Arıcılığın çok kârlı bir iş olmadığını da dile getiren aile, “Maliyetler her geçen gün artıyor. Bizim şu an dağdaki arılarımızın ve kovanlarımızın maddi değeri 500 bin lira civarında. Ciddi bir rakam ve bakmayı bilmezseniz sezon sonunda iflas edersiniz. Arılarınız da ölür. Arıcılık çok karlı bir iş değil, riskleri de var. Biz şu an hobi olarak yapıyoruz ama kazandırsaydı eşim de, ben de kendi işlerimizi bırakıp sadece arıcılık yapardık" diyerek arıcılığın zor tarafları şu sözlerle anlattı:
“Bildiğiniz gibi arılar baharın gelişiyle çalışmaya başlarlar ve sonbaharda uçuşu keserler. İnsanlar yazın oturacak serin bir gölge ararken, biz o sıcakta üzerimize tulum giyerek arılarla çalışmak zorundayız. Kısacası tüm yazımız dağlarda onlarla geçmekte. İnsan yaşamayı özlüyor."
'BAZI GÜNLER BİZİ 200 CİVARI ARI SOKUYOR'
Arıların ellerinde ve yüzünde gezdiği videoları sosyal medya hesabından paylaşan Gümüşbaş ailesi, bunu nasıl yaptıklarını, “Bu, arılarda oğul dediğimiz davranıştır. Yeni doğan ana arı kovan içerisinde hakimiyet çığlığı atmaya başlar. Annesi kızına yuvayı bırakarak arılardan bir kısmını alıp kovandan dışarıya çıkar, ilk 3-4 saat yanlarına sakin bir şekilde yaklaşırsanız karınları toksa sizi sokmazlar. Kısacası sokulmamak için bir önlemimiz yok. Sokmak isteselerdi bizi öldürebilirlerdi fakat zarar vermeyeceklerini daha önceden tecrübe etiğimiz için bu videoyu çektik. Bilgi güçtür, unutmayalım” ifadelerini kullandı.
"Soktuğu yer önemli olmakla birlikte normalde alerjisi olmayanlar hariç arı sokması çok büyük sorun teşkil etmez" diyen karı-koca, “Arı soktuğunda bölgesel olarak şişlik var ise sıkıntı yok demektir, bu vücudun verdiği normal bir tepkidir. Fakat yutkunmada ve nefes almakta zorluk yaşarsanız hemen sağlık kuruluşuna gitmeniz gerekir. İlk 20 dakika çok önemlidir. Alerjiniz varsa 20 dakika içerisinde şoka girebilirsiniz. Bazı günler bizi 200 civarında arı sokuyor, herhangi bir tedavi uygulamıyoruz. Vücudumuz belirli bir doza kadar arı zehrini tolore edebiliyor fakat arı zehri vücutta ileriki yaşlarda da tepkime yapabilir” bilgisini paylaştı.

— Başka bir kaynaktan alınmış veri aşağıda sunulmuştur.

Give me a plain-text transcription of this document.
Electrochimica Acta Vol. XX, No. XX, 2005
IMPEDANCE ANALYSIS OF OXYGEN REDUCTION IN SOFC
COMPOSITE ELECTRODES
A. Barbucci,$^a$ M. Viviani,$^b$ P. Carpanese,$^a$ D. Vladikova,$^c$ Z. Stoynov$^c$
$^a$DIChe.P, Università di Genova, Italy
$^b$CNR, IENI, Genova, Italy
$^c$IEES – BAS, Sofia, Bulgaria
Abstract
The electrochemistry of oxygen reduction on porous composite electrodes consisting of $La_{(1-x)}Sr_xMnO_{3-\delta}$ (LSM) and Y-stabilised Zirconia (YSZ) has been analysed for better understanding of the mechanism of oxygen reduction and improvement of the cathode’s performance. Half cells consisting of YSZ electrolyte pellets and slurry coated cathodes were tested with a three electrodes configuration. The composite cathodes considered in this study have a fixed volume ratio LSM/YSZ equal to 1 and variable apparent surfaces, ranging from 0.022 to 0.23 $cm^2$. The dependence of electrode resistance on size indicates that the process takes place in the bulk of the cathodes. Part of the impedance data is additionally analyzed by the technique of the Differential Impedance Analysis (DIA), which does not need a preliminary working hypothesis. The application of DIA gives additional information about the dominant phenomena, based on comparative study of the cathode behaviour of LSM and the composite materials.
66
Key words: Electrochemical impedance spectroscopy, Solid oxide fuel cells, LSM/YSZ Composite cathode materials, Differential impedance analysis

'100 ARI MİNİMUM 2 BİN 500 ÇERÇEVE DEMEK'
Türkiye'fr arıcılığın gelişimi için öncelikle sahte bal üreten ve satan firmaların kapatılması gerektiğine dikkat çeken aile, “Çünkü gerçek bal üreticileri günden güne maliyetlerden dolayı bu işi bırakıyor, arıcının değeri bilinmiyor. Bizler arılarımızı götürdüğümüz yerlerde çiçeklerin ve ağaçların daha fazla döllenmesini sağlıyoruz. Bu da daha fazla verim, daha fazla ürün demektir. Aracının kıymeti bilinmeli yoksa her şey daha pahalı olacaktır. Kısacası arıcılığın gelişmesi için arıcının kazanması gerekir” dedi ve arılardan bal alana kadarki süreci şöyle aktardı:
“Süreç; ilkbahar bakımı, arı gelişimi kontrolü, kıştan anasız kalan arıyı tespit, balı kalmayan arıyı tespit, oğul kontrolü, bölme yapma, ana arı üretimi, polen toplama, arıları taşıma, hastalık kontrolleri ve rutin kontroller şeklinde ilerliyor. Bu işi size şöyle özetleyeyim. 100 arı demek minimum 1000-2 bin 500 çerçeve demek ve haftada 1 kovanı açmanız gerekir. Her kovandan 5 tane çerçeve çektiğinizi düşünürsek 500-bin 250 çerçeve arıyı çekip kontrol etmek demektir. Hiç kolay bir iş değil.”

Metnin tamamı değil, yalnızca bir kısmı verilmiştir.